Brasília - A Agência Nacional de Vigilância Sanitária (Anvisa) enviou uma lista de questionamentos ao Ministério da Saúde sobre a decisão de liberar a dose de reforço da vacinação contra Covid-19 a todos adultos. A agência também pede dados sobre a decisão de aplicar a vacina da Janssen, antes de dose única, em duas doses.
Essas mudanças na estratégia de vacinação, anunciadas pelo Ministério da Saúde na terça-feira (16), pegaram de surpresa a Anvisa e os fabricantes das vacinas. "Os esclarecimentos solicitados são necessários sob o ponto de vista sanitário, especialmente no que se refere ao monitoramento do uso dos novos esquemas vacinais no Brasil", disse a agência, em nota divulgada à imprensa nesta quinta-feira (18).
Os questionamentos da Anvisa foram enviados na noite de quarta-feira (17) ao Ministério da Saúde. A agência afirma que é preciso demonstrar "minimamente" que seguem mantidas a segurança e a eficácia das vacinas após as mudanças. No mesmo documento, a Anvisa afirma que só conhece discussões sobre a Janssen que envolvem a "possibilidade de aplicação de dose de reforço e não de segunda dose como parte do esquema primário de vacinação".
Em seis questionamentos sobre a mudança no esquema vacinal da Janssen, a agência pede à Saúde dados de estudos utilizados para o anúncio, como a eficácia demonstrada após a segunda dose e a aplicação de reforço e resultados de segurança. Na leitura de integrantes da Anvisa, a decisão do ministério atropela discussões da agência sobre o tema. O órgão já abriu análise para inserir na bula das vacinas da AstraZeneca e da Pfizer as regras sobre a dose de reforço.
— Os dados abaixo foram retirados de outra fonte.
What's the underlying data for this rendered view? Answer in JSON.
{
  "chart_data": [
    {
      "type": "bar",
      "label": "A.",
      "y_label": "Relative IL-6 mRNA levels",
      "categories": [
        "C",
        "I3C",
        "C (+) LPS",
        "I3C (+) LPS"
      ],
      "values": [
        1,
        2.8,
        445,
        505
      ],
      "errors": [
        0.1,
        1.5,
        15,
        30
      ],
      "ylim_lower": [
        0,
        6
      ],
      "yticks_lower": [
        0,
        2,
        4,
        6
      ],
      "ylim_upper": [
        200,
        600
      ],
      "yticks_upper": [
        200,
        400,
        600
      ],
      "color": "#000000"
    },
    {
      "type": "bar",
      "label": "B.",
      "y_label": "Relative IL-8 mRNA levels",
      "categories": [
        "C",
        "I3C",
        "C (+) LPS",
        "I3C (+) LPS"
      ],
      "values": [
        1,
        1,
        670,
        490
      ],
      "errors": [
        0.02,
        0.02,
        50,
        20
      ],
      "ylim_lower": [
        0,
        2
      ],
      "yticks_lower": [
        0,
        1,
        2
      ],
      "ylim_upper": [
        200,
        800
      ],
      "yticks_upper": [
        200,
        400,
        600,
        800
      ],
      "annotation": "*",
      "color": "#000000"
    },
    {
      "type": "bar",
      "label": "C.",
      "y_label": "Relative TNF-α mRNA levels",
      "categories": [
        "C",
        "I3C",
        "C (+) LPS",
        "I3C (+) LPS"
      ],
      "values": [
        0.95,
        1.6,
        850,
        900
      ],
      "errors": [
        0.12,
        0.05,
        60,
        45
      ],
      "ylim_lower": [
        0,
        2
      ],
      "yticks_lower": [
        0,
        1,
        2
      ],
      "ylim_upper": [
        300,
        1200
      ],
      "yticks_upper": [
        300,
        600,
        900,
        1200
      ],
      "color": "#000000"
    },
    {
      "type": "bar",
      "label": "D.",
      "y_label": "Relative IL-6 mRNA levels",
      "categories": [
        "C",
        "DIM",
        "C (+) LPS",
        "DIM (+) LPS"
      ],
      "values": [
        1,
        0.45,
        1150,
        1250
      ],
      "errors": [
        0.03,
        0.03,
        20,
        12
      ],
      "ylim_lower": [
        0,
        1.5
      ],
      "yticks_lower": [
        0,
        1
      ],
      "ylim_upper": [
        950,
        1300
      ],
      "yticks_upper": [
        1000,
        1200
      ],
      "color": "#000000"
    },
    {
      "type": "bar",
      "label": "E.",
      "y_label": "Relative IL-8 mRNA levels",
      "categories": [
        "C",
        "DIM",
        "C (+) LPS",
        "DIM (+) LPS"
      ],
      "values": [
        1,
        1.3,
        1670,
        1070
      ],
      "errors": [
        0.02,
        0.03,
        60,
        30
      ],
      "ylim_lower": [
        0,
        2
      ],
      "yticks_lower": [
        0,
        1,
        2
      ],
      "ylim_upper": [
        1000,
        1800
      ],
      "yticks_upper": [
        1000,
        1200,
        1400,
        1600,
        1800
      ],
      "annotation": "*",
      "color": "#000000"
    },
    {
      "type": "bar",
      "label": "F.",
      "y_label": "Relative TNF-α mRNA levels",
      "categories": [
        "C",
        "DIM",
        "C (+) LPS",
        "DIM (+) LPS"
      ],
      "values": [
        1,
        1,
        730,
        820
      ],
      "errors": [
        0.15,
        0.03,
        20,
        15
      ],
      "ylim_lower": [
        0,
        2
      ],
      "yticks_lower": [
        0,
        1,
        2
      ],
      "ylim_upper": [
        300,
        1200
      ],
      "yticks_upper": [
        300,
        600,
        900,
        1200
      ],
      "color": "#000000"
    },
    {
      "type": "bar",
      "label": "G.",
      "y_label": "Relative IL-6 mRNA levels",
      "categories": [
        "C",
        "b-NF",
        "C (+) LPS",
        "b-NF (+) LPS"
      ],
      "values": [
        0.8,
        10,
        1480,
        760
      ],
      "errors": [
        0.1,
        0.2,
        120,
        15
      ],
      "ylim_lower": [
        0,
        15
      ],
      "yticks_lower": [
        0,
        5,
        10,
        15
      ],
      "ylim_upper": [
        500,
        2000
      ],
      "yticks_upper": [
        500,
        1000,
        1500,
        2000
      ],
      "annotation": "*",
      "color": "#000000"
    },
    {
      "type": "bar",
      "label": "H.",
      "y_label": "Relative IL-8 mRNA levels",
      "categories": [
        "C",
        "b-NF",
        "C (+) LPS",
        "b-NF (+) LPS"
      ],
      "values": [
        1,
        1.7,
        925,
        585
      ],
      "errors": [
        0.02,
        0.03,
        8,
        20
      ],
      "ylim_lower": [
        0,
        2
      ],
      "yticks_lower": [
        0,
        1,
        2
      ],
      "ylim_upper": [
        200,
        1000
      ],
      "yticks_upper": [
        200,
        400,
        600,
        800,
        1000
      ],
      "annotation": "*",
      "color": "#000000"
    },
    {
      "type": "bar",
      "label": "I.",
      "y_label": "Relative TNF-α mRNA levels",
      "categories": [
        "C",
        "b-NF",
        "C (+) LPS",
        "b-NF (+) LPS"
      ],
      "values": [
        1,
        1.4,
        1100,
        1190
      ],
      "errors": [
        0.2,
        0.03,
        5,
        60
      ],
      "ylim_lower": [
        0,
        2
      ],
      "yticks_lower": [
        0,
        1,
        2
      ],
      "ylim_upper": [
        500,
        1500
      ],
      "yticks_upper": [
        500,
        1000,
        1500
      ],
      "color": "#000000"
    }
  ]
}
Em discussão prévia, técnicos da Anvisa aconselharam o ministério a aguardar a posição da agência sobre a aplicação da dose de reforço, o que não ocorreu. A Janssen também deve enviar nas próximas semanas dados sobre a aplicação da dose de reforço, mas não há previsão de que a empresa peça mudança no ciclo vacinal básico. Hoje essa vacina é aplicada em dose única no Brasil.
Apesar do mal-estar e dos questionamentos, a Anvisa quer evitar disputa com o ministério. A ideia é não alimentar o discurso antivacina. A Saúde elaborou nota técnica na noite de quarta-feira (16) sobre a dose de reforço. A equipe do ministro Marcelo Queiroga afirma que "preferencialmente" deve ser utilizado imunizante da plataforma de RNA mensageiro, como da Pfizer. Também orienta que a vacina de vetor viral, como da Janssen ou AstraZeneca, pode ser aplicada de forma "alternativa". A legislação deixa margem para o Ministério da Saúde decidir sobre temas que cabem à Anvisa. Mas o ministro só pode tomar esse tipo de iniciativa em casos "que impliquem risco à saúde da população" ou em cenários de inação da Anvisa.